Ernie Coutermarsh, CD Sales: I can only talk about our region, where there were a lot of companies that for whatever reason in recent years looked to sell their company or be acquired. At F.W. Webb we bought several traditional old PVF supply houses like W.L. Blake; Braman Dow in Boston; Kennebec Supply in Maine; International Supply in Rhode Island; Babbitt Steam in New Bedford, MA; the PVF component of Burns Supply in Syracuse; and so on.
Tim Hagan, KSD: Our region saw a rather big distributor go under. I don’t think we’ve turned this corner yet. We had a very strong air conditioning season last summer, which helped a lot of distributors through. Some of their fortunes may depend on how strong the heating season is in the north.
Bryan Cosentino, Metropac: We’ve seen some smaller companies bought up by larger distributors over the last couple of years, but not a drastic amount which some might expect during these economic conditions.
Rob Raban, Industrial Valco: I haven’t seen any more or less than normal. That doesn’t surprise me, because the typical small business owner runs his business the way I wish our government would run theirs. They’re very conservative, and when business slows they can clamp down on expenses easily. The family takes a cut in pay if needed and they don’t extend themselves.

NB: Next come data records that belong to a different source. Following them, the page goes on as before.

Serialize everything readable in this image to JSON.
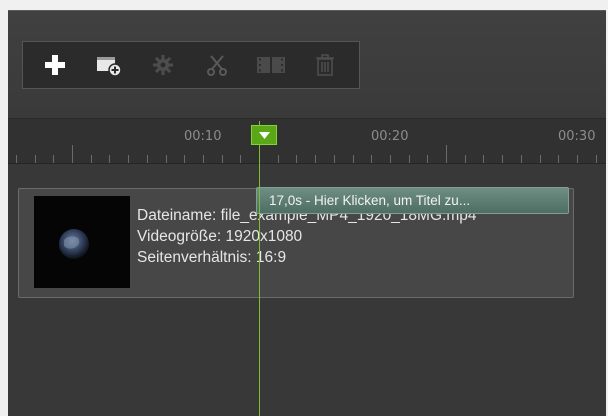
{
  "toolbar": {
    "buttons": [
      {
        "name": "add-icon",
        "enabled": true
      },
      {
        "name": "add-media-icon",
        "enabled": true
      },
      {
        "name": "settings-icon",
        "enabled": false
      },
      {
        "name": "cut-icon",
        "enabled": false
      },
      {
        "name": "film-icon",
        "enabled": false
      },
      {
        "name": "trash-icon",
        "enabled": false
      }
    ]
  },
  "ruler": {
    "labels": [
      "00:10",
      "00:20",
      "00:30"
    ]
  },
  "clip": {
    "filename": "Dateiname: file_example_MP4_1920_18MG.mp4",
    "size": "Videogröße: 1920x1080",
    "ratio": "Seitenverhältnis: 16:9"
  },
  "title_clip": {
    "label": "17,0s - Hier Klicken, um Titel zu..."
  },
  "colors": {
    "accent": "#5aa816",
    "background": "#383838",
    "title_clip": "#5f7f73"
  }
}
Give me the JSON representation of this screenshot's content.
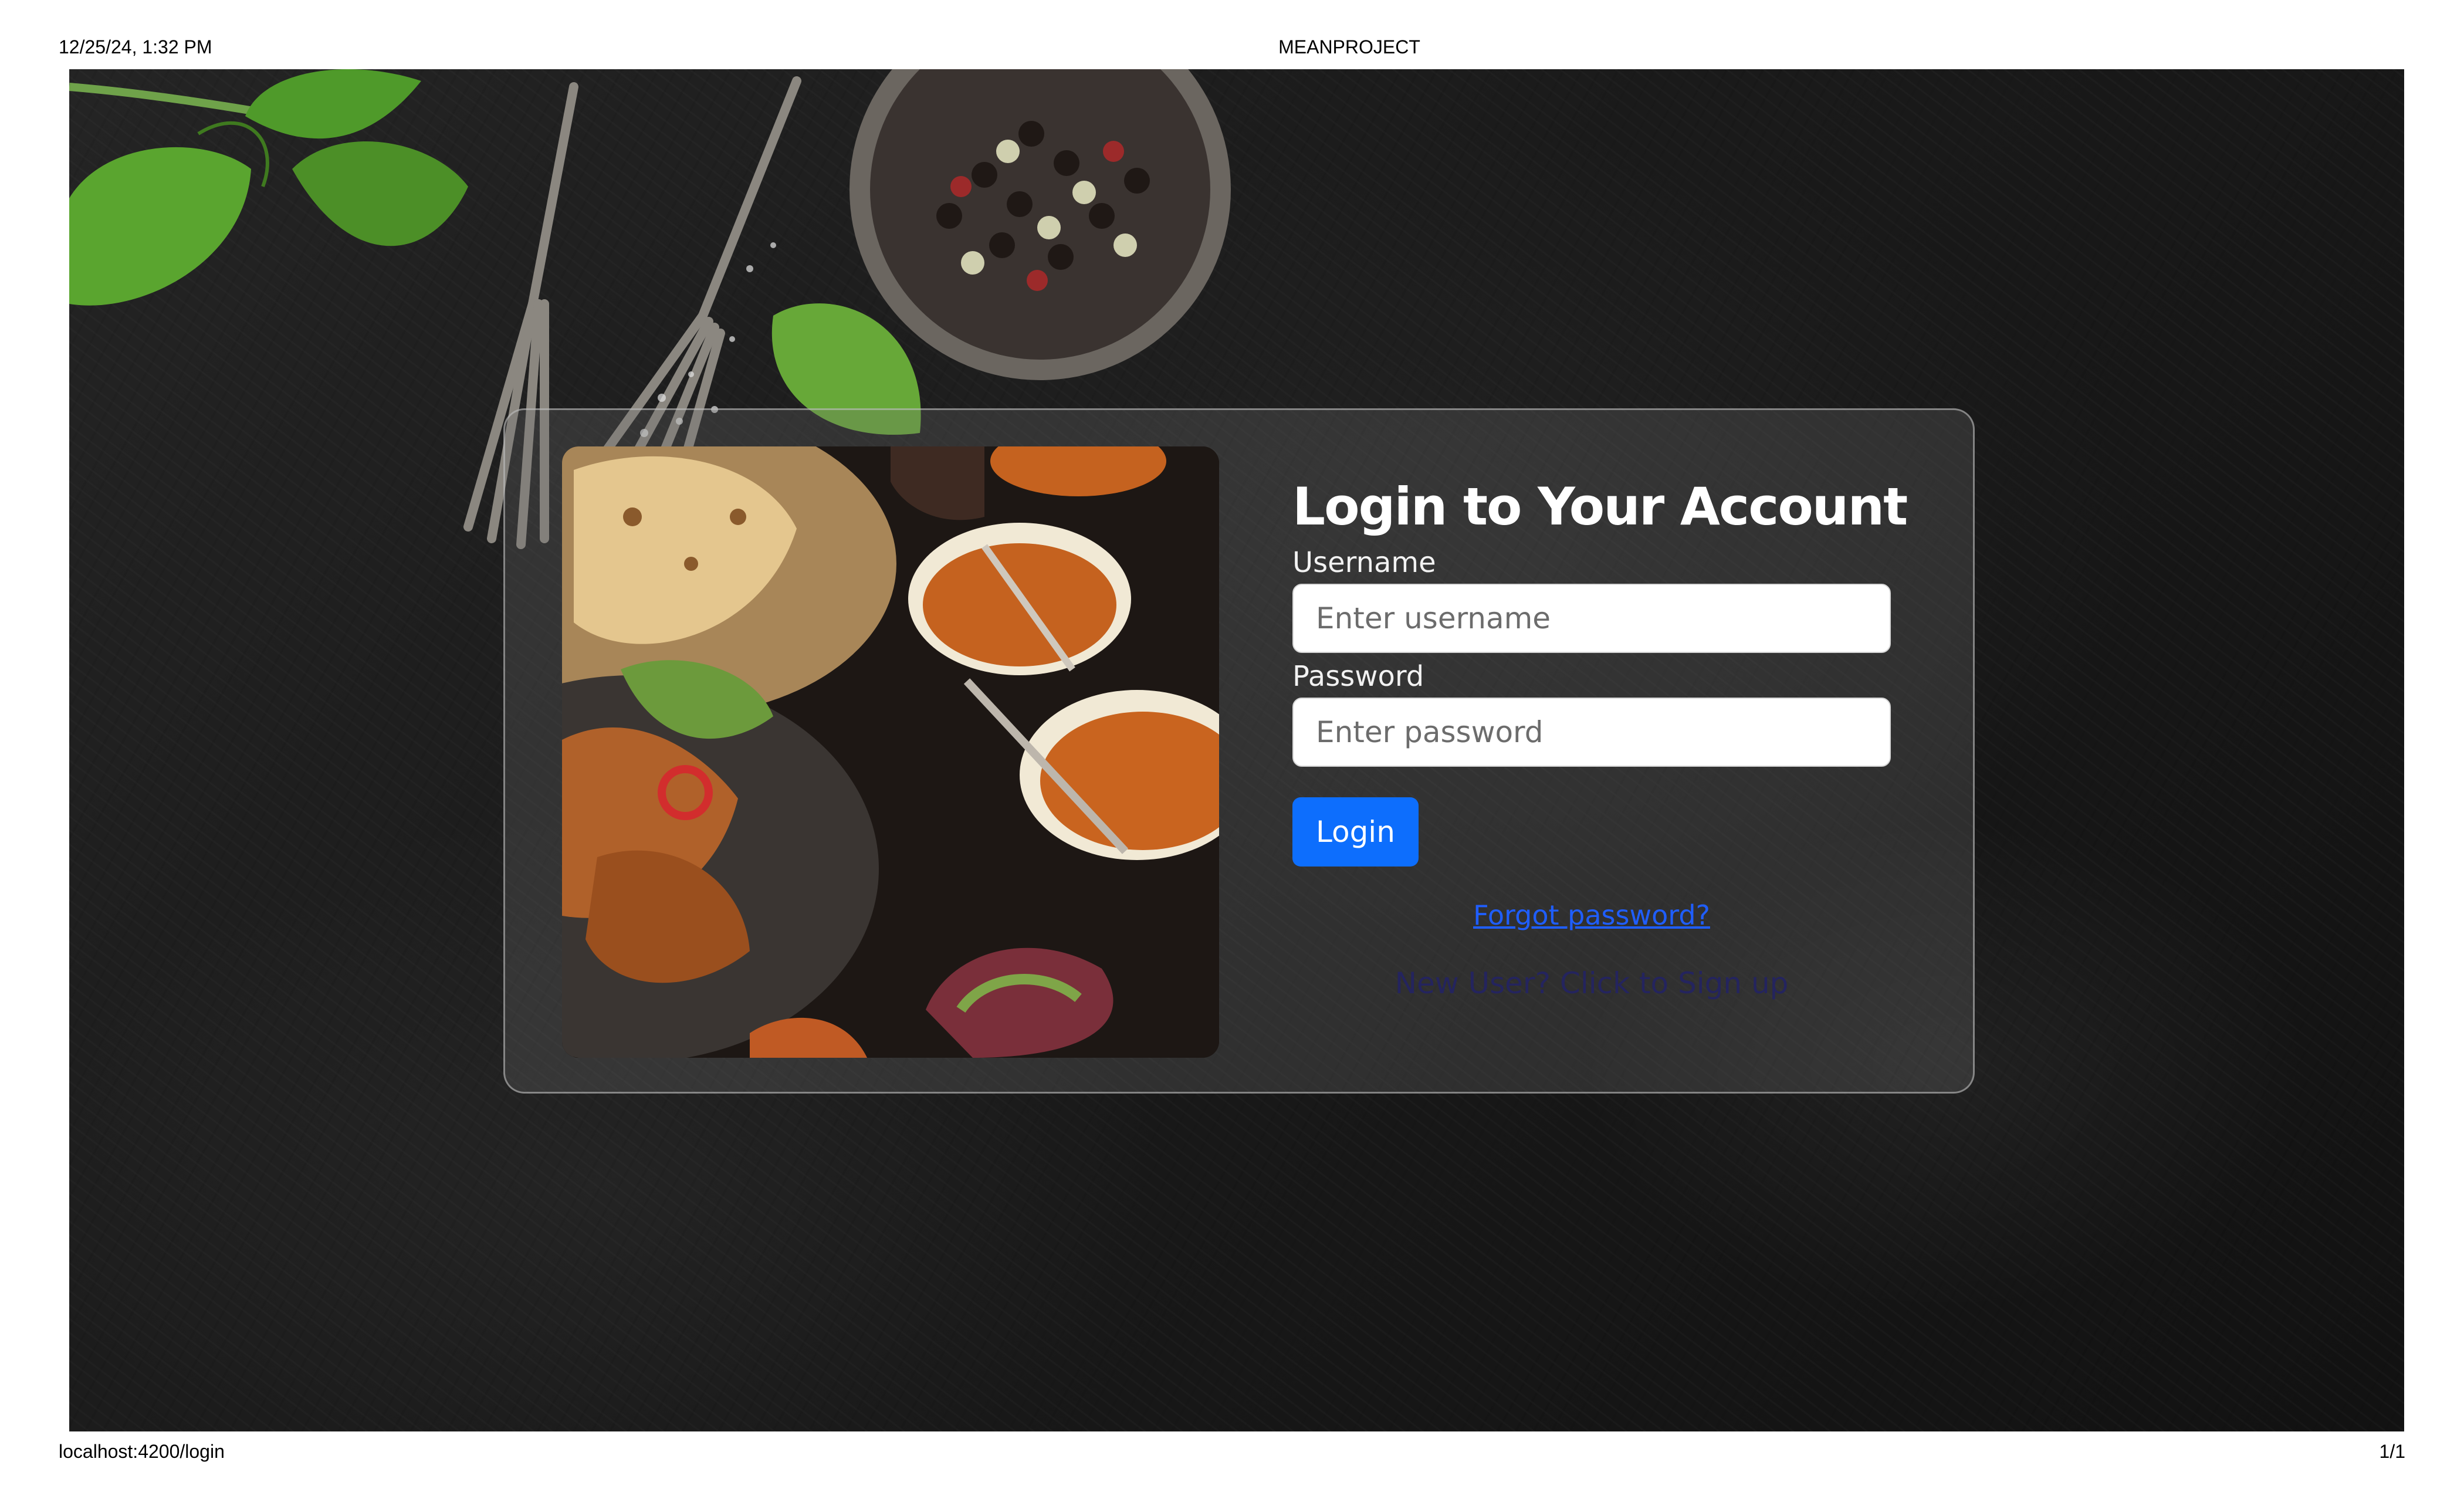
{
  "print_header": {
    "datetime": "12/25/24, 1:32 PM",
    "title": "MEANPROJECT"
  },
  "print_footer": {
    "url": "localhost:4200/login",
    "page": "1/1"
  },
  "login_form": {
    "title": "Login to Your Account",
    "username_label": "Username",
    "username_placeholder": "Enter username",
    "username_value": "",
    "password_label": "Password",
    "password_placeholder": "Enter password",
    "password_value": "",
    "login_button": "Login",
    "forgot_password": "Forgot password?",
    "signup": "New User? Click to Sign up"
  },
  "colors": {
    "primary_button": "#0d6efd",
    "forgot_link": "#1f5eff",
    "signup_link": "#24245e",
    "background": "#1a1a1a"
  }
}
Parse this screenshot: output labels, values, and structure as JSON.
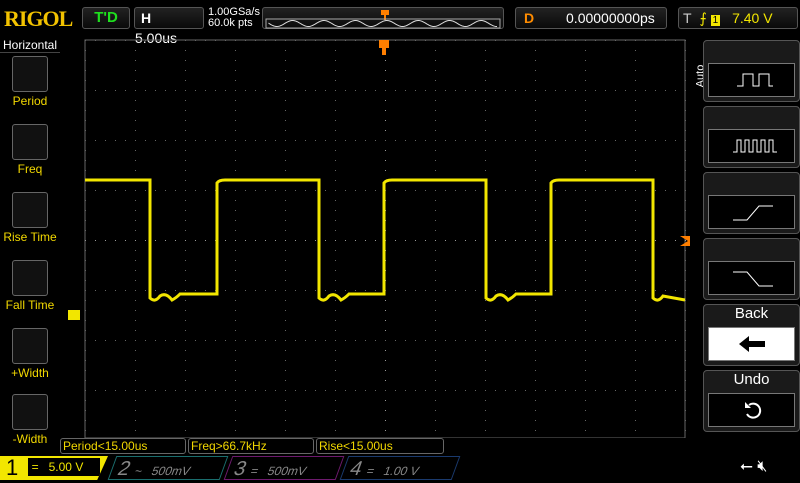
{
  "brand": "RIGOL",
  "status": "T'D",
  "horizontal": {
    "label": "H",
    "timebase": "5.00us",
    "sample_rate": "1.00GSa/s",
    "memory": "60.0k pts"
  },
  "delay": {
    "label": "D",
    "value": "0.00000000ps"
  },
  "trigger": {
    "label": "T",
    "slope": "rising-edge-icon",
    "source": "1",
    "level": "7.40 V"
  },
  "left_menu": {
    "title": "Horizontal",
    "items": [
      {
        "label": "Period"
      },
      {
        "label": "Freq"
      },
      {
        "label": "Rise Time"
      },
      {
        "label": "Fall Time"
      },
      {
        "label": "+Width"
      },
      {
        "label": "-Width"
      }
    ]
  },
  "right_menu": {
    "auto_label": "Auto",
    "items": [
      {
        "icon": "square-wave-icon"
      },
      {
        "icon": "pulse-train-icon"
      },
      {
        "icon": "rising-edge-icon"
      },
      {
        "icon": "falling-edge-icon"
      },
      {
        "label": "Back",
        "icon": "arrow-left-icon"
      },
      {
        "label": "Undo",
        "icon": "undo-icon"
      }
    ]
  },
  "measurements": [
    "Period<15.00us",
    "Freq>66.7kHz",
    "Rise<15.00us"
  ],
  "channels": [
    {
      "num": "1",
      "coupling": "=",
      "scale": "5.00 V",
      "color": "#f2e600",
      "active": true
    },
    {
      "num": "2",
      "coupling": "~",
      "scale": "500mV",
      "color": "#1a6e6e",
      "active": false
    },
    {
      "num": "3",
      "coupling": "=",
      "scale": "500mV",
      "color": "#6e1a6e",
      "active": false
    },
    {
      "num": "4",
      "coupling": "=",
      "scale": "1.00 V",
      "color": "#1a3a6e",
      "active": false
    }
  ],
  "colors": {
    "trace": "#f2e600",
    "trigger_marker": "#ff7f00",
    "grid": "#555555"
  }
}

Business banks love family businesses. Everyone talks about how tight money is, but it’s pretty easy to get money for closely held businesses. Banks are not making any money on their deposits, so they are looking to make deals. They’re not getting defaults on owner-occupied buildings, but on developers speculating with office projects or strip centers. Those deals and housing projects are dead, but if you’re owner-occupied and looking to build a building, banks have a ton of cash available. They know that risk is very small.
Steve Livingston, Kelly Pipe: Generally when the economy takes a big hit we would see a tremendous number of bankruptcies. However, we are in an industry with a lot of old timers. Their companies did real well from 2004-2008, but they’ve been through a lot and remembered the 1980s and ’90s and kept pennies saved.